Studies of impedance models and water transport behaviors of polypropylene coated metals in NaCl solution

Abstract

Using electrochemical impedance spectroscopy (EIS) technique, the water uptake process and the evolution of impedance models of polypropylene coated mild steels and LY12 Al alloys immersed in 3.5% (weight fraction) NaCl solution were studied. The equivalent electrical circuit (EEC) fitting results suggested that there was one single semi-circle in the impedance spectra of immersed samples in the initial period of immersion, which was corresponded to one time constant. Along with the immersion time, the number of time constant in EEC for metal/coating electrode system increased.

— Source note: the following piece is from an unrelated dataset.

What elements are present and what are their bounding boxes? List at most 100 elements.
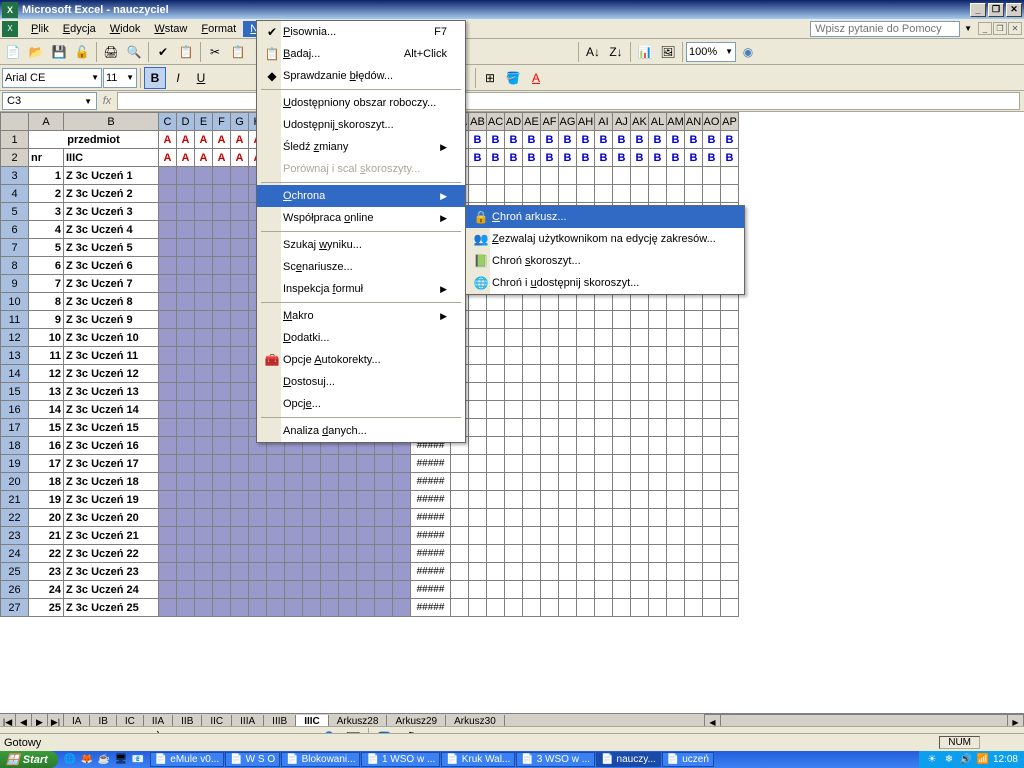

The diffusion process towards solution of corrosion products forming on the metal/coating interface might be restrained due to the influence of coating barrier, resulting in the initiation of diffusion component in EEC. This diffusion did not act as a Warburg behavior, leading to a deviation of dispersive number, n, from 0.5. The studies revealed that the water transport in polypropylene clear varnish followed the Fickian diffusion during the initial time of exposure to the solution. After a certain time of immersion, the water uptake reached a saturation value. According to the variation of coating capacitance with time, the water diffusion coefficient was deduced. The experimental results indicated that the water diffusion coefficients in polypropylene coatings were independent of substrate materials used and coating thickness. Relative dielectric constant of dry coatings ( ε d) and water volume fraction of the coatings at saturation ( φ ∞) were also calculated. The similar results were found in time dependence of coating capacitance calculated from the impedance imaginary component at a fixed high frequency and that obtained from the fitting result by EEC, which indicated that the coating capacitance from the impedance imaginary component was reliable to evaluate barrier performance of coatings against water.